The appellee contends that each of the six children took absolute vested interests in said property at the death of the testatrix and he, as sole heir of James Burrell Wishard, is entitled to the 2/6ths interest of Leila and Effie.

We agree with the trial court's judgment finding in favor of the appellee's contentions.

The vesting of remainders is favored. Code § 85-708. A remainder is vested if it is subject to no condition precedent save the termination of the preceding estate. Here the remainder is subject to no condition except the termination of the previous estate by *356 the marriages or deaths of the life tenants. McKain v. Allen, 214 Ga. 820 (108 SE2d 319, 73 ALR2d 479). The phrase "and if any of them dead, their lineal descends [sic] to stand in their stead," is not sufficient to support the argument that the testatrix intended that the remaindermen were to survive the life tenants in order to take. Johnston v. Duncan, 227 Ga. 298; Crossley v. Leslie, 130 Ga. 782 (5) (61 S.E. 851, 14 AC 703); Gay v. Graham, 218 Ga. 745 (130 SE2d 591). See 13 Encyc. of Ga. Law, Future Interests (Agnor) 249, § 26. In our opinion the testatrix viewed the devise as a class gift and inserted this phrase to avoid the effect of Georgia's minority view that our antilapse statute (Code § 113-812) does not apply to class gifts. Renney v. Kimberly, 211 Ga. 396 (86 SE2d 217).

Under our holding in this case, it is not necessary to distinguish between contingent remainders and vested remainders subject to divesting. "In a large number of cases in which the discussion proceeds as if the problem were merely whether the remainder is vested or contingent, the real question involved is simply whether there is a requirement that a certain devisee must survive until his interest becomes possessory; it being conceded that he has not so survived. In many of such cases the whole discussion of the distinction is irrelevant, because exactly the same result would be reached if the remainder in question were treated as contingent or as vested subject to complete defeasance on the death of the remainderman before the termination of the particular estate. Thus, in a limitation to A for life and then to B and his heirs if he survives A, the interest of B ends when he predeceases A, whether he classify the interest as contingent or as vested subject to complete defeasance." Simes & Smith (Future Interests) 2d Ed. 114, § 135.

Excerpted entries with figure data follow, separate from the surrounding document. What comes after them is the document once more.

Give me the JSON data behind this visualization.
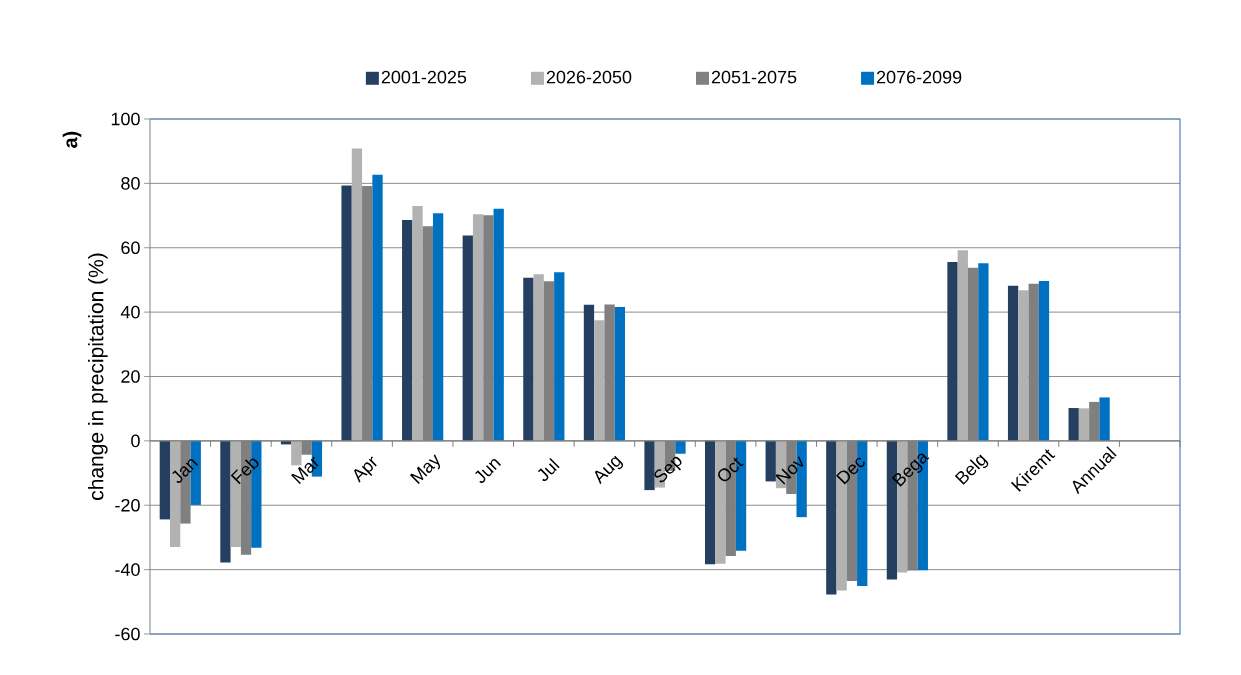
{
  "chart_data": {
    "type": "bar",
    "ylabel": "change in precipitation (%)",
    "annotations": [
      "a)"
    ],
    "categories": [
      "Jan",
      "Feb",
      "Mar",
      "Apr",
      "May",
      "Jun",
      "Jul",
      "Aug",
      "Sep",
      "Oct",
      "Nov",
      "Dec",
      "Bega",
      "Belg",
      "Kiremt",
      "Annual"
    ],
    "series": [
      {
        "name": "2001-2025",
        "color": "#243f60",
        "values": [
          -24.4,
          -37.8,
          -1.1,
          79.3,
          68.6,
          63.8,
          50.7,
          42.3,
          -15.3,
          -38.3,
          -12.6,
          -47.7,
          -43.1,
          55.6,
          48.2,
          10.2
        ]
      },
      {
        "name": "2026-2050",
        "color": "#b2b2b2",
        "values": [
          -33.0,
          -33.0,
          -7.6,
          90.8,
          73.0,
          70.4,
          51.8,
          37.5,
          -14.5,
          -38.2,
          -14.7,
          -46.5,
          -40.9,
          59.2,
          46.8,
          10.1
        ]
      },
      {
        "name": "2051-2075",
        "color": "#808080",
        "values": [
          -25.7,
          -35.4,
          -4.3,
          79.2,
          66.7,
          70.1,
          49.6,
          42.4,
          -9.3,
          -35.8,
          -16.5,
          -43.5,
          -40.3,
          53.8,
          48.8,
          12.1
        ]
      },
      {
        "name": "2076-2099",
        "color": "#0070c0",
        "values": [
          -19.9,
          -33.2,
          -11.1,
          82.7,
          70.7,
          72.1,
          52.4,
          41.6,
          -4.0,
          -34.1,
          -23.7,
          -45.1,
          -40.2,
          55.2,
          49.7,
          13.5
        ]
      }
    ],
    "ylim": [
      -60,
      100
    ],
    "yticks": [
      -60,
      -40,
      -20,
      0,
      20,
      40,
      60,
      80,
      100
    ],
    "grid": "y",
    "legend": "top"
  }
}
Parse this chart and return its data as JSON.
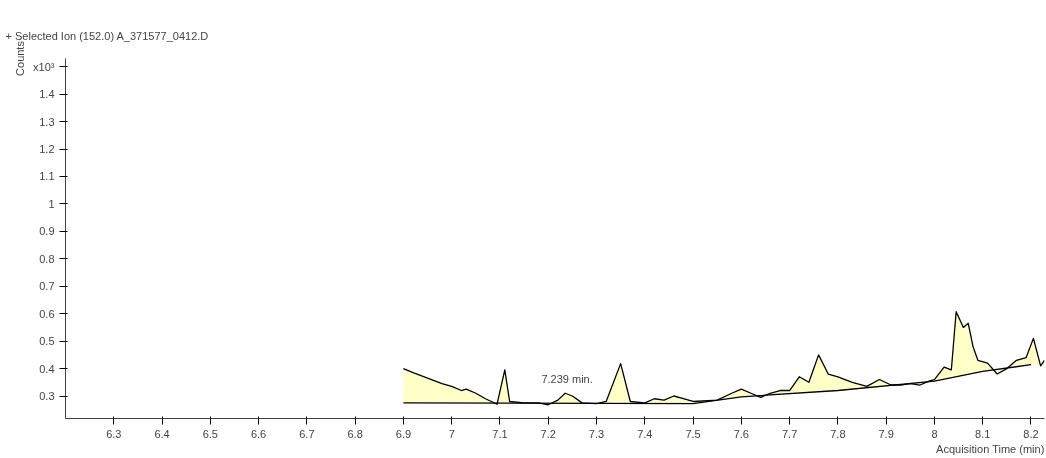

2. The second issue in this case involves the construction of the will of J. M. Smallpiece. The same issue as raised here under the same will has been previously considered by this court. Smallpiece v. Johnson, 210 Ga. 310 (80 SE2d 296). The only difference is that case concerned the interest of Leila Smallpiece in the estate of her father whereas this case involves the interest of her sister Effie Smallpiece. Both survived the testator and never married. Leila died in 1949 and was survived by *357 four sisters and the descendants of a deceased sister. Effie died in 1968 and was survived by one sister and the descendants of three sisters.

The parties stipulated in the instant case that the remainder interest given to Effie lapsed because of failure of issue and as to this interest, there was an intestacy as was held in Smallpiece v. Johnson, supra.

The appellants contend that the holding in Smallpiece v. Johnson, supra, requires that such interest be awarded to the surviving sister and the descendents of three deceased sisters per stirpes. Appellee contends such interest, upon a finding of intestacy, descended equally to the testator's six daughters who survived him. No plea of res judicata or estoppel by judgment was filed in this action. The trial court entered judgment in accordance with the appellee's contention.

We find no error. There being an intestacy, the property descended at the death of J. M. Smallpiece to his six children subject to the right of his wife to claim a child's part. Code Ann. § 113-903. The statement appearing in Smallpiece v. Johnson, supra, at page 315 indicating a different division is dictum and is disapproved. The pertinent holding in that case related to the finding of intestacy and that the verdict for a life interest being less than a fee interest and not complained of would be affirmed. Therefore, the trial court's judgment was correct.

Judgment affirmed. All the Justices concur.